If he responds in any way, do not answer him, and do not respond to any further attempts to contact you. Keep copies of everything in case he escalates his efforts in a dangerous way.
It is sad that he is lonely and isolated, but you don’t have to fix that for him. You were kind to him and open to a friendship, and he took advantage of that and ruined his own chances all by himself. You’re not responsible for his self-confidence or whether he makes other friends. He can learn better social skills on his own time, not yours. In fact, I’m reminded now of the greatness of the #DudesGreetingDudes hashtag created by Elon James White (@elonjames on Twitter, well worth a follow IMO).

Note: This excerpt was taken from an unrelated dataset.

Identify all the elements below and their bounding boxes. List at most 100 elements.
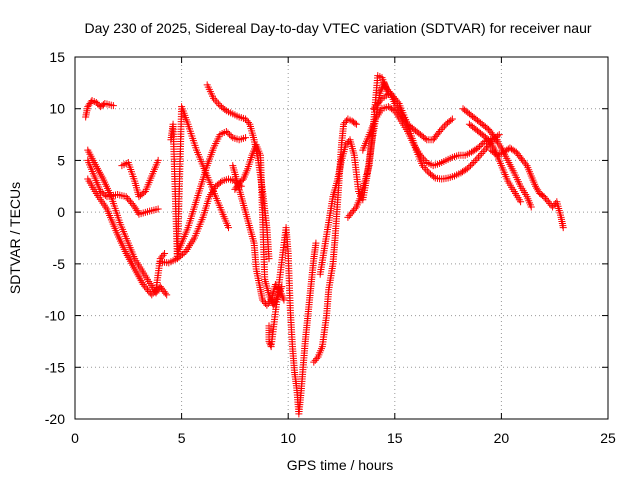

Women and female-presenting people of the world, when you are annoyed at a clueless or needy straight dude in your life who seems to require a lot of emotional labor from you, ask yourself some questions:
- Would he behave this way toward me if I were a fellow dude? (handsy/touchy, entitled, needy, full of suggestive comments & excessive monitoring behavior)
- Would a man in my shoes agonize this much over whether he was being sufficiently reassuring/understanding of a fellow dude’s repeated pushy & selfish behavior?
- Do I look forward to and actively enjoy spending time with this guy? (vs. feeling drained or like you’re performing a service).
If the answer to any of these is “Nope” then give yourself permission to let go of worrying about this guy and what he thinks of you and how he is doing in life. Men and women can be friends, but some guys need to go back to the drawing board of what a friendship is and maybe consider being friends only with people they don’t want to fuck or use for free therapy, aka, #DudesFriendingDudes.